Interpretare i nuovi bisogni della collettività anche nelle regole non scritte, ma incise nella legge morale a cui non siamo estranei.
Eppure, tanti troppi di questi diritti rischiano di essere oscurati e messi in pericolo, soprattutto se riferiti o riferibili a un genere.
Esattamente come sempre più spesso e non solo nei regimi totalitari, ad essere in pericolo non è solo la funzione di difesa ma l’avvocato in quanto tale, per il solo fatto di aver svolto, con correttezza e rigore il proprio ruolo. Ne è fulgido esempio, tra altri altrettanto ben noti, l’Avvocato siciliano Enzo Fragalà ucciso a bastonate sotto il suo studio oltre dieci anni fa. Solo pochi giorni fa la Corte di Cassazione ha confermato, in via definitiva, la condanna dei suoi assassini. Fragalà, punito con l’assassinio per il suo costante e forte impegno contro la mafia oltre i processi. Un segnale “punitivo” che la mafia ritenne di dover dare all’Avvocatura.
Anche per questo motivo il Consiglio Nazionale Forense decise all’epoca di costituirsi parte civile, con il patrocinio dell’avv. Antonio De Michele che pubblicamente ringrazio. Minacciata era stata l’intera categoria con il sacrificio del collega che aveva ritenuto di dover svolgere il suo ruolo e la sua funzione ben oltre le carte processuali. La conferma definitiva è stata, pertanto, accolta anche come un giusto e legittimo riconoscimento al valore dell’uomo e del professionista e un altrettanto giusto e legittimo riconoscimento al valore del ruolo e della funzione sociale oltre che di difesa dell’avvocatura.

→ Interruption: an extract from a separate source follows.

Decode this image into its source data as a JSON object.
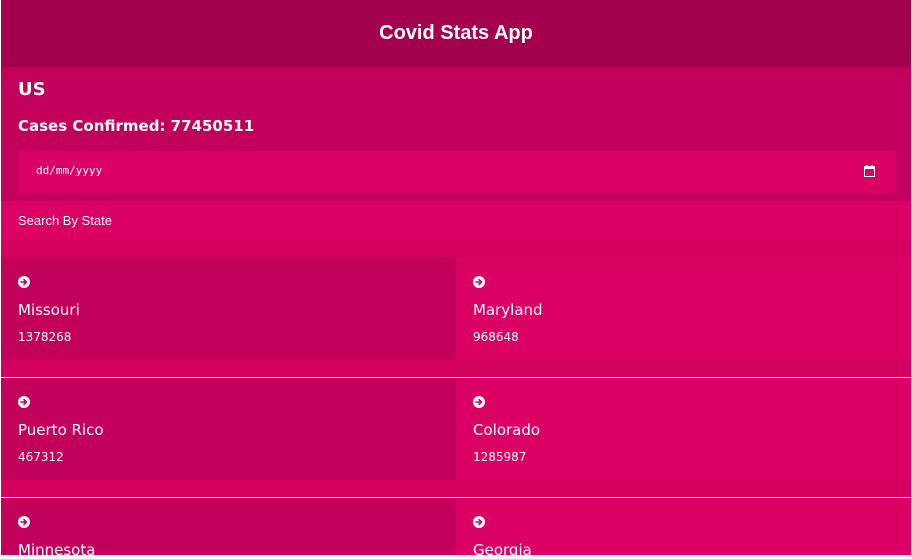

Avvocatura, sempre più spesso, vittima di minacce perché identificata con le parti assistite. Nella narrazione quotidiana, per la distorta, purtroppo non rara, opinione pubblica, l’avvocato è complice del criminale o peggio difensore non dell’uomo, della persona, bensì del crimine. In altri paesi, non lontani dal nostro, gli avvocati, in quanto difensori di diritti non riconosciuti sono perseguitati, torturati, uccisi, esattamente come chiunque si ribelli al sistema soprattutto se giovani, se donne, e se dimostrano di non voler cavalcare cavalli di legno come testimonia la rivoluzione delle giovani donne iraniane, a cui il Consiglio ha sentito il dovere non solo di manifestare solidarietà ma di essere loro vicino con tutti i pochi ma non per questo vani strumenti a disposizione. In questi casi ad uccidere con altrettanta ferocia è l’indifferenza di cui l’avvocatura non può essere né portatrice, né interprete, anche per non vanificare il sacrificio di chi non ha avuto alcuna esitazione quando ha dovuto scegliere chi essere e cosa fare.
A Questa Avvocatura interprete dell’Essere, nella puntuale e piena declinazione della nostra Costituzione, sento il dovere di dedicare questo inizio dell’anno giudiziario, di fine mandato di questa consiliatura, perché a questi esempi dobbiamo e dovremmo avere l’umiltà di guardare, soprattutto le giovani generazioni, affinché nella ricerca della verità non vinca mai il silenzio mai l’inerzia.
Concludo, auspicando ancora una volta il massimo impegno da parte di noi tutti, vocati al corretto funzionamento della giustizia, per rendere possibile, con una sana e robusta rivoluzione intellettuale, la realizzazione di quella che rischia di diventare un’altra “utopistica visione di comunità”, quella della giurisdizione e garantendo l’impegno dell’avvocatura a concorrere “al consolidamento di un’Italia fondata su pace, libertà e diritti umani.”